Jeder Missbrauch von Substanzen ist gefährlich, jede Sucht hat mehr oder weniger katastrophale Folgen

  • Körperliche Krankheit bis hin zur Lebensgefahr durch Überdosierung, chronische Schäden an inneren Organen, Anfälligkeit für Verletzungen, Unfälle, Infektionen.
  • Psychische Schäden wie Depression, Schlafstörungen, Konzentrationsstörungen, Verlangsamung bis hin zum Delir und zur völligen Zerrüttung der Persönlichkeit.
  • Soziale Konsequenzen wie Schulden, Arbeitslosigkeit, Kriminalisierung, Verlust alter Freunde, Streit bis hin zur Gewalt in der Familie.

Oft ist es möglich, zwar nicht die Abhängigkeit oder den Missbrauch von Substanzen zu verhindern, aber doch die damit verbundenen Gefahren zu reduzieren.

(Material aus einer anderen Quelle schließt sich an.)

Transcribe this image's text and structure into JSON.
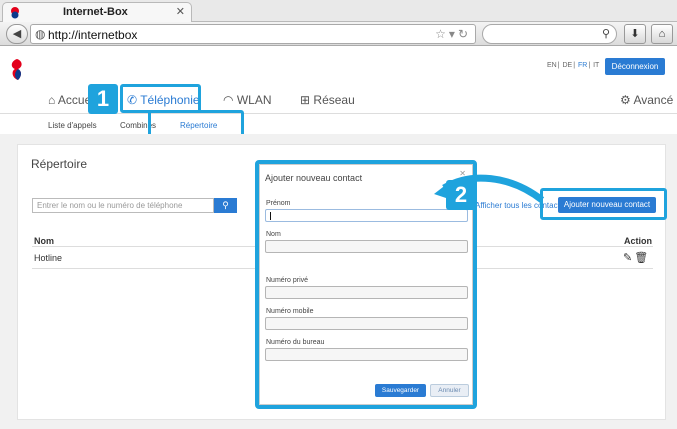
{
  "browser": {
    "tab_title": "Internet-Box",
    "url": "http://internetbox"
  },
  "header": {
    "languages": [
      "EN",
      "DE",
      "FR",
      "IT"
    ],
    "active_language": "FR",
    "logout_label": "Déconnexion"
  },
  "main_nav": {
    "home": "Accueil",
    "telephony": "Téléphonie",
    "wlan": "WLAN",
    "network": "Réseau",
    "advanced": "Avancé"
  },
  "sub_nav": {
    "call_list": "Liste d'appels",
    "handsets": "Combinés",
    "directory": "Répertoire"
  },
  "callouts": {
    "step1": "1",
    "step2": "2"
  },
  "directory": {
    "title": "Répertoire",
    "search_placeholder": "Entrer le nom ou le numéro de téléphone",
    "view_all_label": "Afficher tous les contacts",
    "add_contact_label": "Ajouter nouveau contact",
    "columns": {
      "name": "Nom",
      "action": "Action"
    },
    "rows": [
      {
        "name": "Hotline"
      }
    ]
  },
  "modal": {
    "title": "Ajouter nouveau contact",
    "fields": {
      "first_name": "Prénom",
      "last_name": "Nom",
      "private_number": "Numéro privé",
      "mobile_number": "Numéro mobile",
      "office_number": "Numéro du bureau"
    },
    "save_label": "Sauvegarder",
    "cancel_label": "Annuler"
  },
  "colors": {
    "accent": "#2a7bd3",
    "highlight": "#1fa3dd"
  }
}
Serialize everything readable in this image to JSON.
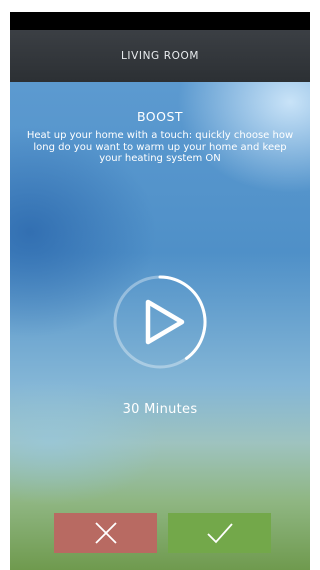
{
  "header": {
    "title": "LIVING ROOM"
  },
  "boost": {
    "title": "BOOST",
    "description": "Heat up your home with a touch: quickly choose how long do you want to warm up your home and keep your heating system ON"
  },
  "dial": {
    "icon": "play-icon",
    "progress_fraction": 0.4
  },
  "duration": {
    "label": "30 Minutes"
  },
  "actions": {
    "cancel_icon": "close-icon",
    "confirm_icon": "check-icon",
    "cancel_color": "#b86a62",
    "confirm_color": "#73a84a"
  }
}
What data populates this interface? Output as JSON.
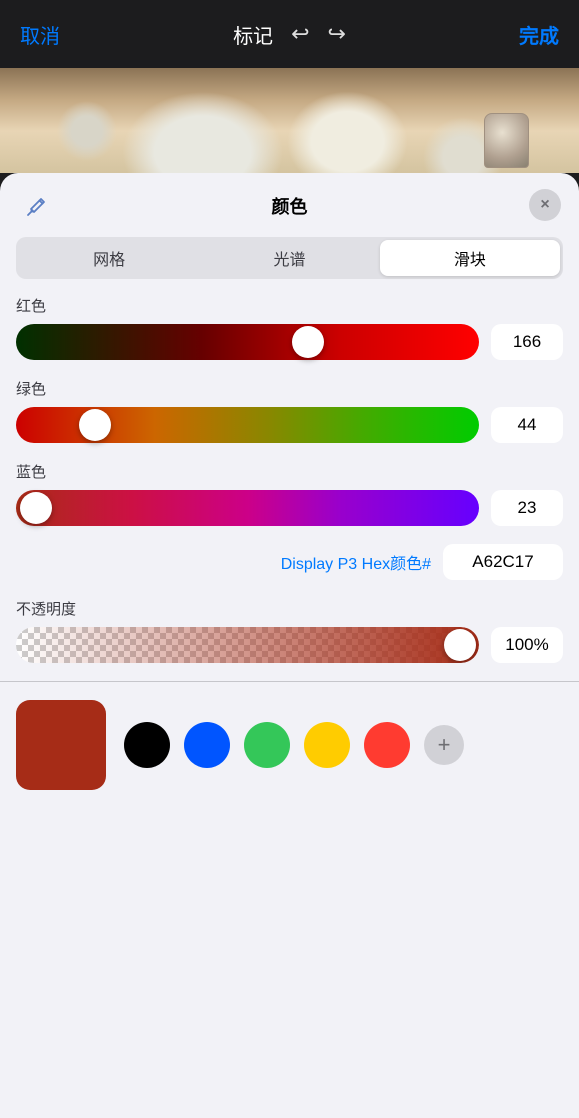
{
  "topBar": {
    "cancel": "取消",
    "title": "标记",
    "done": "完成",
    "undo_icon": "↩",
    "redo_icon": "↪"
  },
  "colorPanel": {
    "title": "颜色",
    "eyedropper_icon": "💉",
    "close_icon": "×",
    "tabs": [
      {
        "label": "网格",
        "active": false
      },
      {
        "label": "光谱",
        "active": false
      },
      {
        "label": "滑块",
        "active": true
      }
    ],
    "sliders": {
      "red": {
        "label": "红色",
        "value": "166",
        "thumb_position_pct": 63
      },
      "green": {
        "label": "绿色",
        "value": "44",
        "thumb_position_pct": 17
      },
      "blue": {
        "label": "蓝色",
        "value": "23",
        "thumb_position_pct": 8
      }
    },
    "hex": {
      "label": "Display P3 Hex颜色#",
      "value": "A62C17"
    },
    "opacity": {
      "label": "不透明度",
      "value": "100%",
      "thumb_position_pct": 96
    },
    "swatches": {
      "current_color": "#a62c17",
      "presets": [
        {
          "color": "#000000",
          "label": "black"
        },
        {
          "color": "#0055ff",
          "label": "blue"
        },
        {
          "color": "#34c759",
          "label": "green"
        },
        {
          "color": "#ffcc00",
          "label": "yellow"
        },
        {
          "color": "#ff3b30",
          "label": "red"
        }
      ]
    }
  }
}
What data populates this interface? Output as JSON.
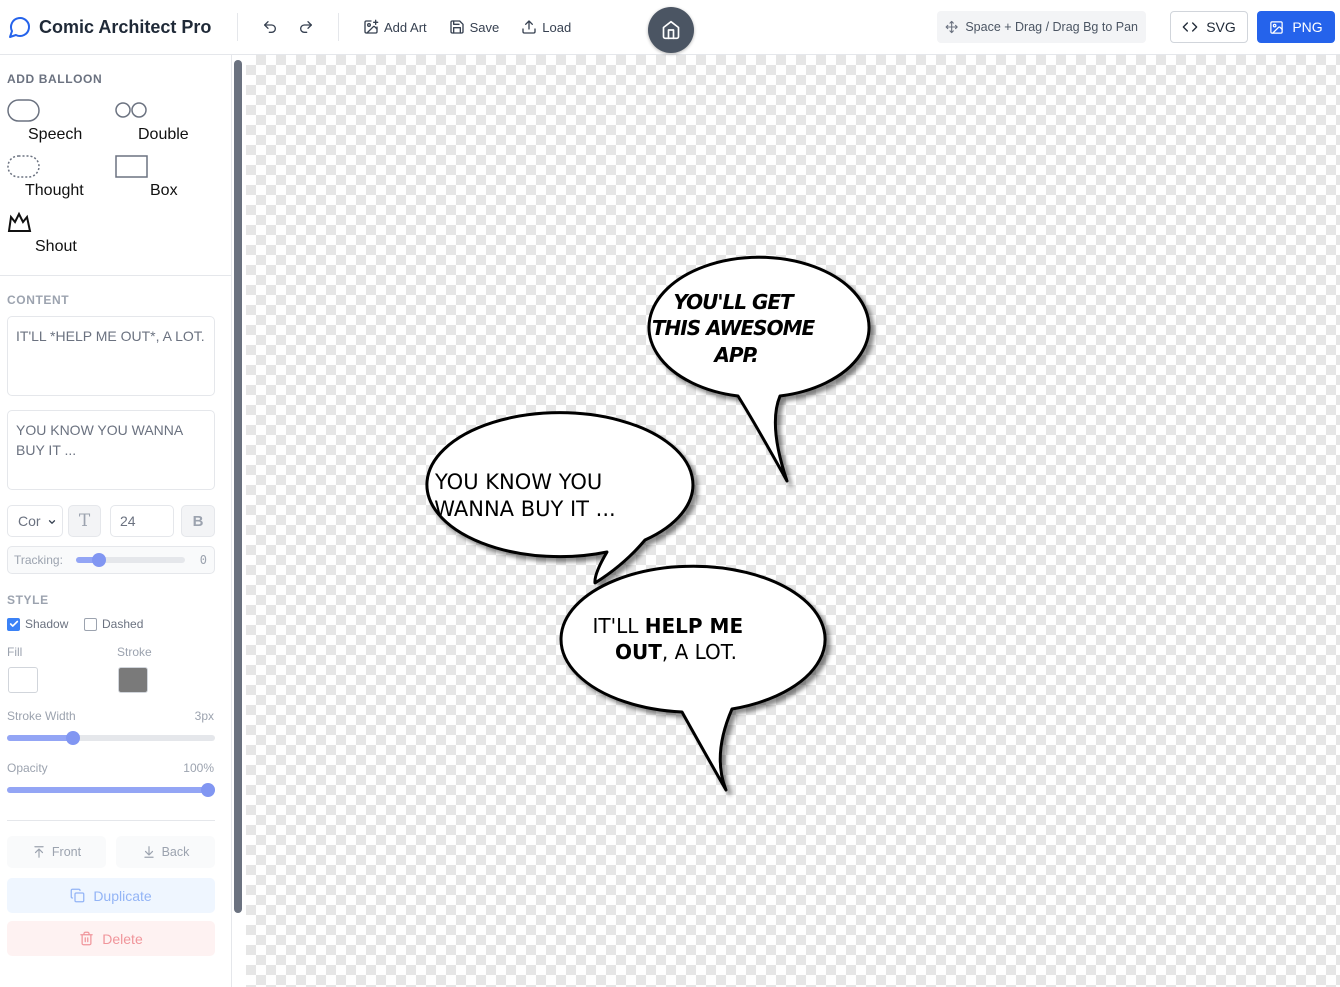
{
  "app": {
    "title": "Comic Architect Pro"
  },
  "toolbar": {
    "add_art": "Add Art",
    "save": "Save",
    "load": "Load",
    "pan_hint": "Space + Drag / Drag Bg to Pan",
    "export_svg": "SVG",
    "export_png": "PNG"
  },
  "sidebar": {
    "add_balloon_title": "ADD BALLOON",
    "shapes": [
      {
        "label": "Speech",
        "icon": "speech-balloon-icon"
      },
      {
        "label": "Double",
        "icon": "double-balloon-icon"
      },
      {
        "label": "Thought",
        "icon": "thought-balloon-icon"
      },
      {
        "label": "Box",
        "icon": "box-balloon-icon"
      },
      {
        "label": "Shout",
        "icon": "shout-balloon-icon"
      }
    ],
    "content_title": "CONTENT",
    "content_texts": [
      "IT'LL *HELP ME OUT*, A LOT.",
      "YOU KNOW YOU WANNA BUY IT ..."
    ],
    "font_select": "Cor",
    "font_size": "24",
    "tracking_label": "Tracking:",
    "tracking_value": "0",
    "style_title": "STYLE",
    "shadow_label": "Shadow",
    "shadow_checked": true,
    "dashed_label": "Dashed",
    "dashed_checked": false,
    "fill_label": "Fill",
    "fill_color": "#ffffff",
    "stroke_label": "Stroke",
    "stroke_color": "#7a7a7a",
    "stroke_width_label": "Stroke Width",
    "stroke_width_value": "3px",
    "opacity_label": "Opacity",
    "opacity_value": "100%",
    "front_label": "Front",
    "back_label": "Back",
    "duplicate_label": "Duplicate",
    "delete_label": "Delete"
  },
  "balloons": [
    {
      "lines": [
        "YOU'LL GET",
        "THIS AWESOME",
        "APP."
      ]
    },
    {
      "lines": [
        "YOU KNOW YOU",
        "WANNA BUY IT ..."
      ]
    },
    {
      "line1_normal": "IT'LL ",
      "line1_bold": "HELP ME",
      "line2_bold": "OUT",
      "line2_normal": ", A LOT."
    }
  ],
  "colors": {
    "accent": "#2563eb",
    "home_button": "#4b5563"
  }
}
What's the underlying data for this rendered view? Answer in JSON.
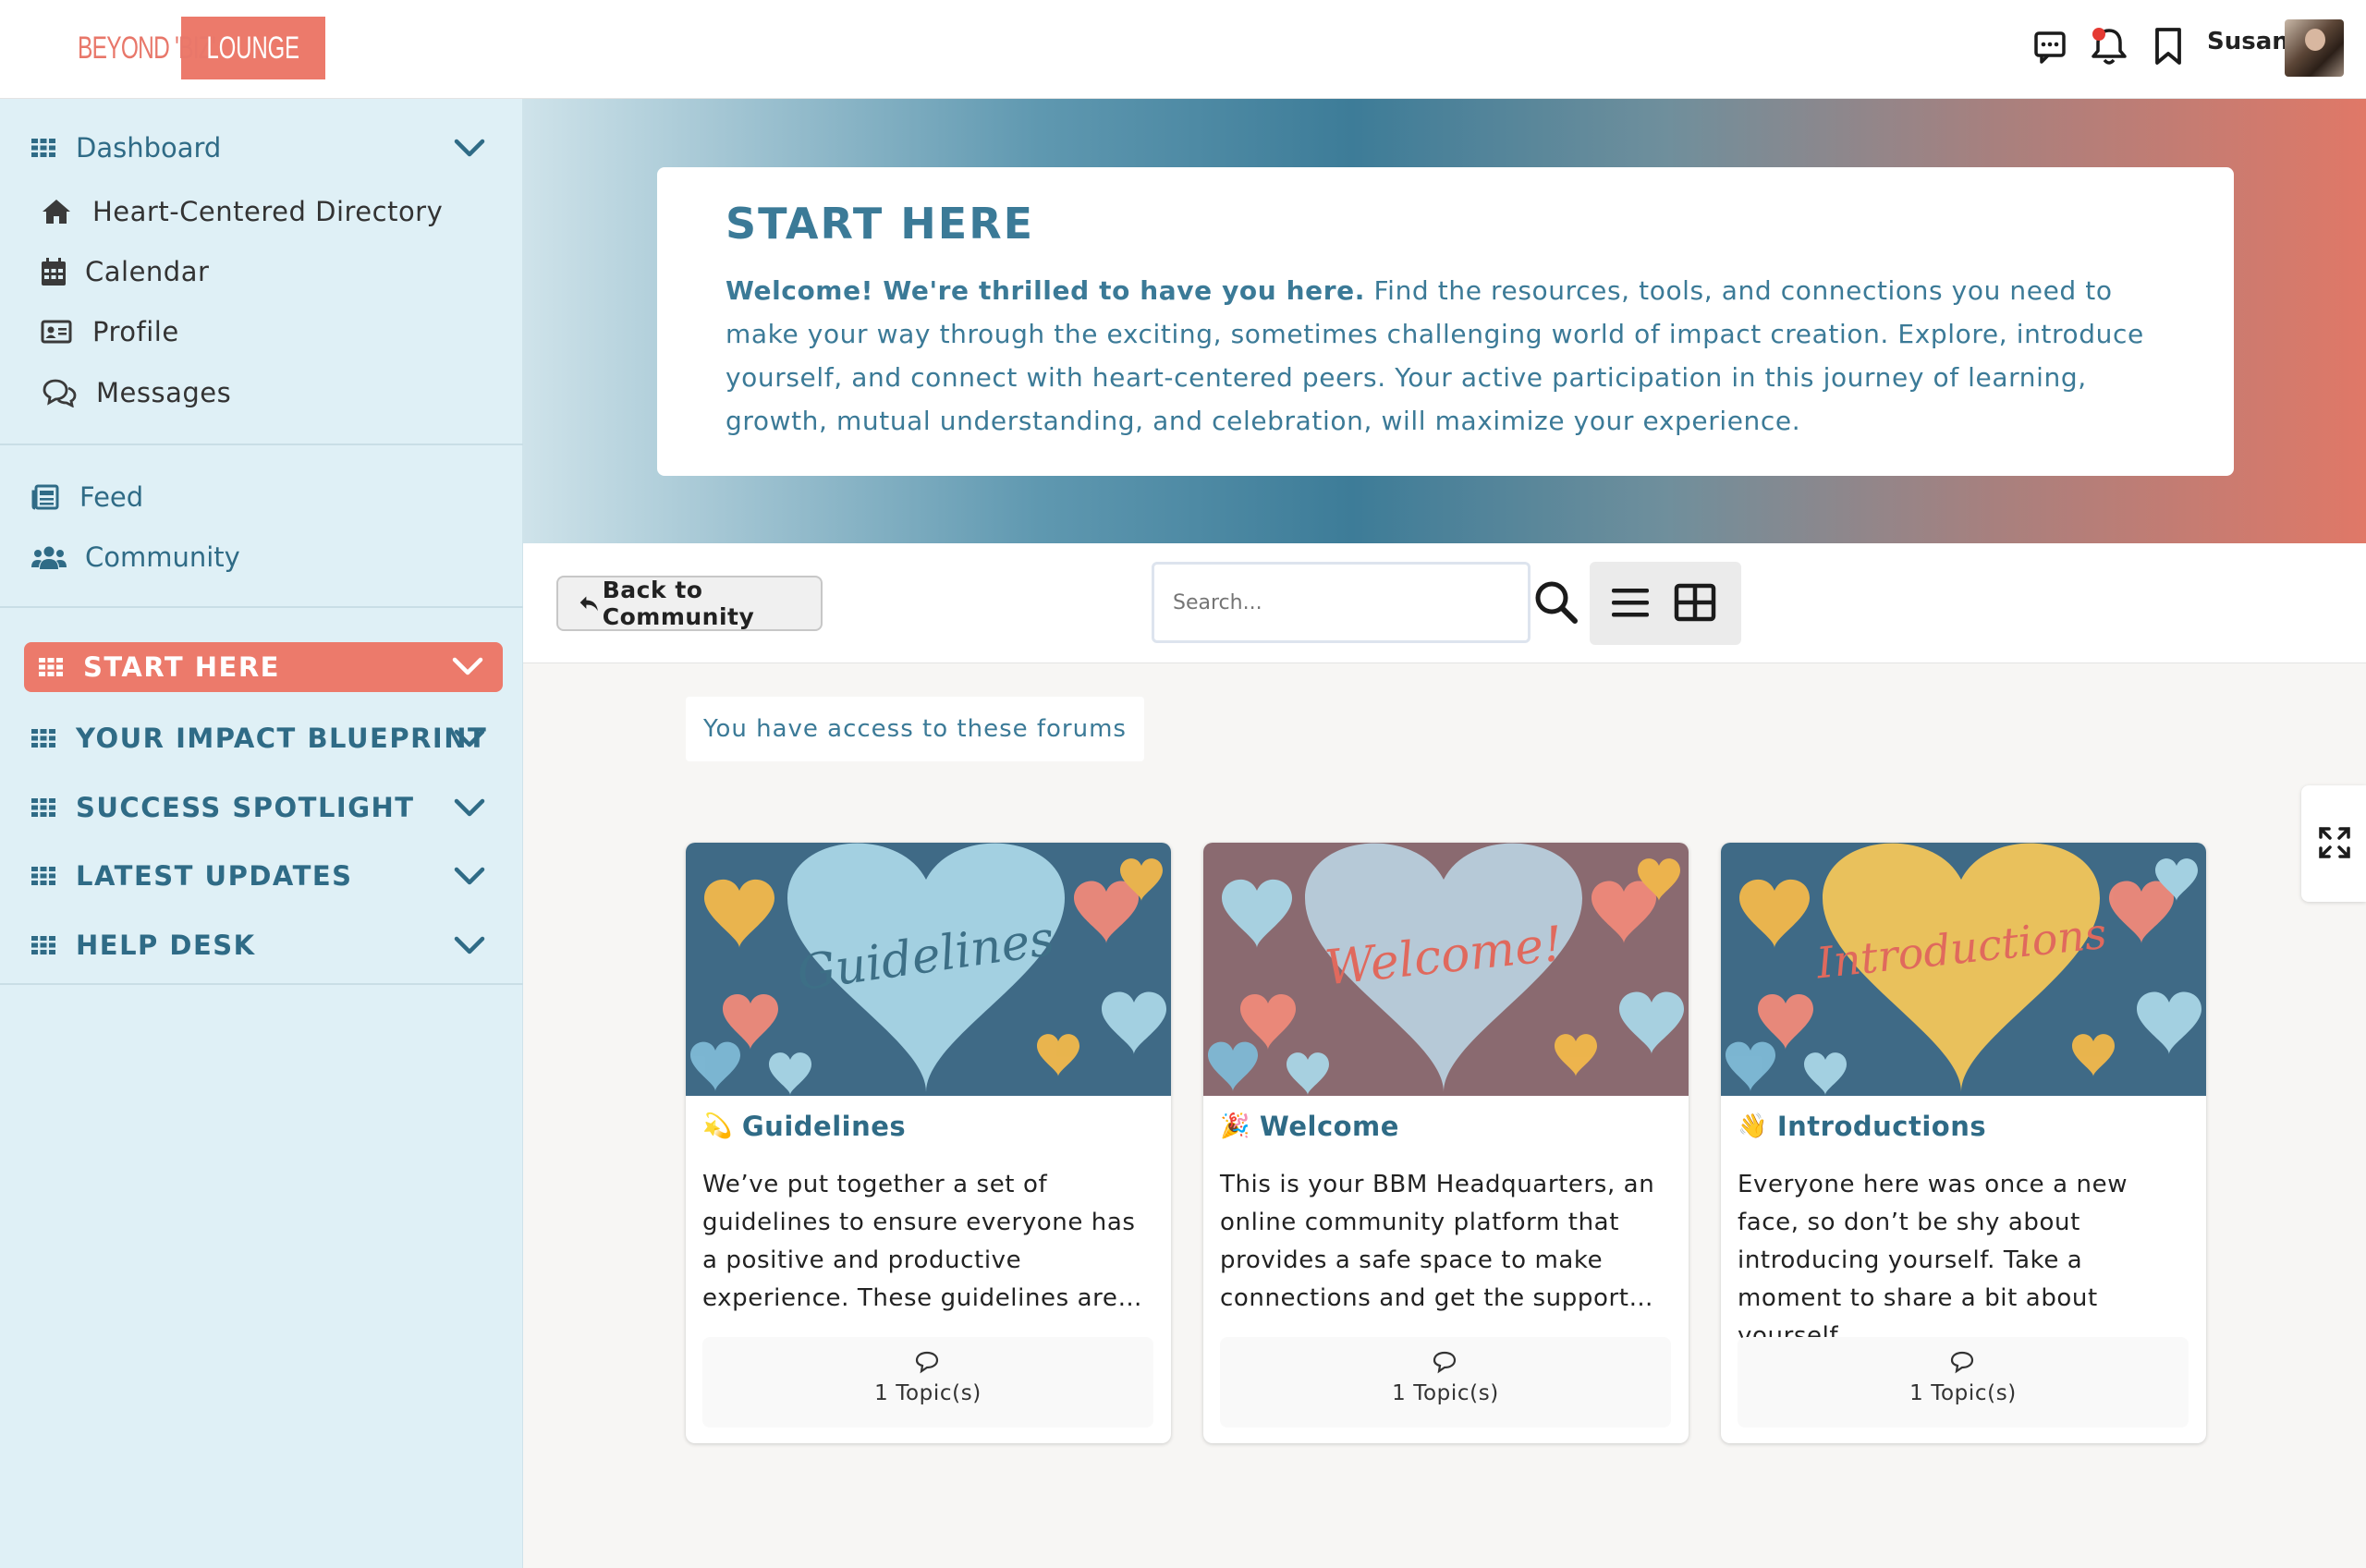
{
  "header": {
    "logo_part1": "BEYOND 'BIZ'",
    "logo_part2": "LOUNGE",
    "user_name": "Susan",
    "icons": [
      "message-icon",
      "bell-icon",
      "bookmark-icon"
    ]
  },
  "sidebar": {
    "dashboard": "Dashboard",
    "sub_items": [
      {
        "label": "Heart-Centered Directory",
        "icon": "home-icon"
      },
      {
        "label": "Calendar",
        "icon": "calendar-icon"
      },
      {
        "label": "Profile",
        "icon": "profile-card-icon"
      },
      {
        "label": "Messages",
        "icon": "messages-icon"
      }
    ],
    "feed": "Feed",
    "community": "Community",
    "sections": [
      {
        "label": "START HERE",
        "active": true
      },
      {
        "label": "YOUR IMPACT BLUEPRINT",
        "active": false
      },
      {
        "label": "SUCCESS SPOTLIGHT",
        "active": false
      },
      {
        "label": "LATEST UPDATES",
        "active": false
      },
      {
        "label": "HELP DESK",
        "active": false
      }
    ]
  },
  "hero": {
    "title": "START HERE",
    "intro_bold": "Welcome! We're thrilled to have you here.",
    "intro_rest": " Find the resources, tools, and connections you need to make your way through the exciting, sometimes challenging world of impact creation. Explore, introduce yourself, and connect with heart-centered peers. Your active participation in this journey of learning, growth, mutual understanding, and celebration, will maximize your experience."
  },
  "toolbar": {
    "back_label": "Back to Community",
    "search_placeholder": "Search..."
  },
  "main": {
    "access_note": "You have access to these forums",
    "forums": [
      {
        "emoji": "💫",
        "title": "Guidelines",
        "image_text": "Guidelines",
        "heart_color": "#a9d6e6",
        "script_color": "#3d6f86",
        "description": "We’ve put together a set of guidelines to ensure everyone has a positive and productive experience. These guidelines are…",
        "topics": "1 Topic(s)"
      },
      {
        "emoji": "🎉",
        "title": "Welcome",
        "image_text": "Welcome!",
        "heart_color": "#b8cfdc",
        "script_color": "#e0695d",
        "description": "This is your BBM Headquarters, an online community platform that provides a safe space to make connections and get the support…",
        "topics": "1 Topic(s)"
      },
      {
        "emoji": "👋",
        "title": "Introductions",
        "image_text": "Introductions",
        "heart_color": "#f2c65a",
        "script_color": "#e0695d",
        "description": "Everyone here was once a new face, so don’t be shy about introducing yourself. Take a moment to share a bit about yourself…",
        "topics": "1 Topic(s)"
      }
    ]
  },
  "colors": {
    "accent": "#ec7a6b",
    "primary_text": "#2f6b86",
    "sidebar_bg": "#dff0f6"
  }
}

Dazu gehören unter anderem folgende Maßnahmen:
 

  • Generell der Ersatz (die Substitution) von gefährlicheren durch weniger schädigende Drogen. Um nur Beispiele zu nennen: Bier ist weniger schädigend als Spirituosen, die Abhängigkeit von Alkohol birgt weniger Gefahren als eine Opiatsucht, legal kontrollierte Opiatabgabe ist illegalem Heroinkonsum zu bevorzugen usw.
  • Das Vorhandensein „sauberen Bestecks“, d.h. desinfizierter Spritzutensilien schützt intravenös Drogenabhängige von Krankheiten wie Hepatitis und AIDS.
  • Illegale Drogen, die am Schwarzmarkt erworben werden, können gefährlich verunreinigt sein, in der Dosis des Wirkstoffes gefährlich schwanken oder unerwartete Substanzen enthalten. Dies gilt besonders für „Ecstasy“, „Speed“ und LSD. Es gibt Initiativen, die mit mobilen Labors z.B. auf Techno-Veranstaltungen präsent sind. Hier können vom Konsumenten illegal erworbene Substanzen getestet werden: www.checkyourdrugs.at.